September 4, 2016

Place-making is among the more helpful definitions of what Architects do.  Had a conversation with a good friend this week, who knows our business well, and he still surprised me by dramatically miss-understanding our work.  So, let’s say that place-making is one of the first things we do, on the good days.

And there is a need for place, it’s desperate.  We’re always moving from one position to another, looking for place, it’s no less than a human condition.

I’ve been going to terrible coffee shops recently, the worst.  Been out of town for a few reasons, unfamiliar and inconvenient locations, or maybe it’s a sense of adventure.  I’m in one now.  It’s miserable.   Only paper cups.  Hard floors, flat paint, trim that doesn’t make sense, 2×4 lay-in prismatic lighting, round tables and miss-matched metal chairs.  I’ve changed tables twice.  The first open option was a too-large round table, right in the middle, next to the counter.  The second was by the window, but also next to the condiment station, microwave, and behind the bean grinders.  I’m now, embarrassingly, trying to use their “meeting room”, large TV and marker board, surrounded by walls that don’t go to the ceiling.  I haven’t escaped the conversations in the main room or the noise of the smoothie machine, but I’m less self-conscious, and there’s an available power outlet.

I’ve been in a surprising number of conversations recently about virtual reality, about synthetic environments, even alternate universes.  The most recent conversation was during the Express Permit Review for Volstead, an upcoming basement-bar.  Our design for the bar is all about place-making – it’s a large space, multiple thematic locations, hidden corners and choreographed pathways.  And while we’re actively working in the very local and actually built environment, our client is discussing the not-to-distant-future reality of the unreal.

We’ve moved our office files to the cloud.  I don’t buy CD’s anymore.  The intangible is becoming more present, more often.  We can work from anywhere, we can be entertained on the go, we can pray in our pajamas.   And yet, we keep looking for places, we need places.  We sit and we exist here and now, but we keep moving.

Architecture doesn’t happen without place.  Our work is defined by property lines and lease agreements.  And so, there’s always a source for the invention that we pursue.  Context, lawful occupation, and the site always exist.  Once we start, it’s easy to assume that we’re already done.  And, when I sit in a coffee shop like this, I think they stopped too soon.

We have three projects in the office now that are only about place.  One is a property we’re pursuing without a client, just an empty space.  We’re compelled by parking lots.  And it’s leading to conversations.  This is how we get a lot of our new work, this is how we meet people and stay ahead of the market.  These are the questions we want to answer and the commissions we want to earn.

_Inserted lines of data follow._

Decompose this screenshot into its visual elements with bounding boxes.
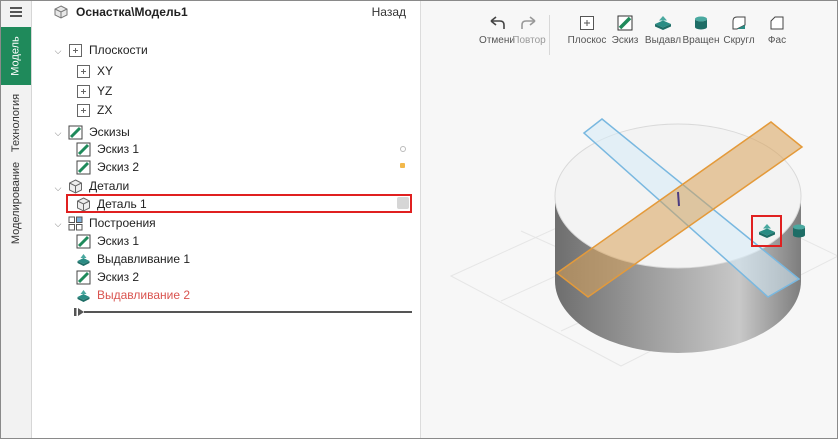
model-tree-panel: Оснастка\Модель1 Назад ⌵ Плоскости XY YZ… [32,1,421,438]
part-icon [69,178,82,194]
tree-item-plane-yz[interactable]: YZ [76,82,112,100]
fillet-icon [732,16,746,30]
sketch-icon [617,15,633,31]
undo-icon [490,16,505,29]
constructions-icon [68,216,83,230]
timeline-play-icon[interactable] [78,308,84,316]
revolve-icon [695,16,707,30]
visibility-checkbox[interactable] [397,197,409,209]
toolbar-separator [549,15,550,55]
tree-item-sketch-1[interactable]: Эскиз 1 [76,140,139,158]
chamfer-button[interactable]: Фас [757,15,797,46]
tree-item-plane-zx[interactable]: ZX [76,101,112,119]
chevron-down-icon[interactable]: ⌵ [53,219,63,229]
tree-item-label: Построения [89,216,156,230]
tree-item-label: YZ [97,84,113,98]
tab-model-label: Модель [10,36,23,76]
selection-highlight [66,194,412,213]
tab-technology-label: Технология [10,93,23,153]
status-dot-icon [400,146,406,152]
back-button[interactable]: Назад [372,5,406,19]
chamfer-icon [770,16,784,30]
tab-modeling-label: Моделирование [10,161,22,245]
tree-item-planes[interactable]: Плоскости [68,41,148,59]
tree-item-op-extrude-1[interactable]: Выдавливание 1 [76,250,190,268]
plane-icon [77,84,90,98]
tree-item-label: Выдавливание 1 [97,252,191,266]
tree-item-label: Эскиз 2 [97,160,140,174]
tree-item-plane-xy[interactable]: XY [76,62,113,80]
tree-item-label: XY [97,64,114,78]
assembly-icon [54,5,68,19]
timeline-start-bar [74,308,77,316]
chevron-down-icon[interactable]: ⌵ [53,46,63,56]
tree-item-label: Эскиз 2 [97,270,140,284]
tree-item-constructions[interactable]: Построения [68,214,156,232]
plane-icon [580,16,594,30]
panel-title: Оснастка\Модель1 [76,5,188,19]
tree-item-label: ZX [97,103,113,117]
redo-label: Повтор [512,35,546,46]
extrude-button[interactable]: Выдавл [643,15,683,46]
extrude-label: Выдавл [644,35,682,46]
tree-item-label: Эскиз 1 [97,142,140,156]
plane-button[interactable]: Плоскос [567,15,607,46]
chevron-down-icon[interactable]: ⌵ [53,183,63,193]
status-dot-icon [400,163,405,168]
fillet-label: Скругл [723,35,755,46]
tab-modeling[interactable]: Моделирование [1,161,31,245]
sketch-icon [76,234,91,248]
redo-button[interactable]: Повтор [509,15,549,46]
tree-item-sketches[interactable]: Эскизы [68,123,130,141]
sketch-icon [76,160,91,174]
tab-model[interactable]: Модель [1,27,31,85]
tree-item-op-extrude-2[interactable]: Выдавливание 2 [76,286,190,304]
plane-icon [77,64,90,78]
tree-item-label: Эскизы [89,125,130,139]
chevron-down-icon[interactable]: ⌵ [53,128,63,138]
chamfer-label: Фас [767,35,787,46]
fillet-button[interactable]: Скругл [719,15,759,46]
sketch-label: Эскиз [611,35,639,46]
origin-marker [677,191,680,207]
main-toolbar: Отмени Повтор Плоскос Эскиз Выдавл Враще… [421,1,837,73]
sketch-button[interactable]: Эскиз [605,15,645,46]
revolve-label: Вращен [682,35,720,46]
redo-icon [521,16,536,29]
history-timeline-slider[interactable] [74,307,414,317]
plane-icon [77,103,90,117]
extrude-icon [77,289,90,302]
revolve-icon[interactable] [791,223,807,239]
app-window: Модель Технология Моделирование Оснастка… [0,0,838,439]
sketch-icon [76,142,91,156]
sketch-icon [68,125,83,139]
extrude-icon[interactable] [758,223,776,239]
tab-technology[interactable]: Технология [1,87,31,159]
sketch-icon [76,270,91,284]
side-tab-bar: Модель Технология Моделирование [1,1,32,438]
3d-viewport[interactable]: Отмени Повтор Плоскос Эскиз Выдавл Враще… [421,1,837,438]
plane-icon [69,43,82,57]
tree-item-sketch-2[interactable]: Эскиз 2 [76,158,139,176]
hamburger-menu-icon[interactable] [1,1,31,23]
tree-item-label: Эскиз 1 [97,234,140,248]
tree-item-op-sketch-1[interactable]: Эскиз 1 [76,232,139,250]
tree-item-parts[interactable]: Детали [68,177,129,195]
plane-label: Плоскос [567,35,607,46]
panel-header: Оснастка\Модель1 Назад [32,1,420,23]
extrude-icon [655,16,671,30]
tree-item-label: Детали [89,179,130,193]
revolve-button[interactable]: Вращен [681,15,721,46]
tree-item-label: Плоскости [89,43,148,57]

The second is a pavilion in a garden, on borrowed land.  It’s about shelter, it’s about serving needs, it’s a landmark in a transient neighborhood.  We had a long conversation about whether it could or should be movable, about how it could be demountable and relocated when the time came.  We talked with the property owner about whether we could install concrete footings.  We anticipate development that will surround our small construction, but the project is about locating ourselves here to serve the needs we see now.

And the third project is the most profound, the one I’ve been most cautious to advertise, the one that cuts to the core of what I think place could be.  On the first Saturday of each month, I’ve been meeting with a property owner and other engineers, around a concrete table outside, in an alcove built into the granite hill of a private backyard.  Mark serves warm coffee from a thermos, and hard-boiled eggs.  We’re imagining a chapel, an enduring sacred place.  When we first learned about architecture, about the cathedrals and civic monuments, these are the places that we discovered, places that were built over generations, that have endured for centuries.  We’re starting to plan to carve it out of the rock now.  And today in this unfinished under-purposed misfit room, while the enthusiastic air conditioning burns my arms, while I listen to other people talking on their phones in multiple conversations, on a Sunday afternoon, that’s the place I imagine more.

To sit in this room, it’s right to be discontent.  We long for better places, for specific places, we need them and we move to find them.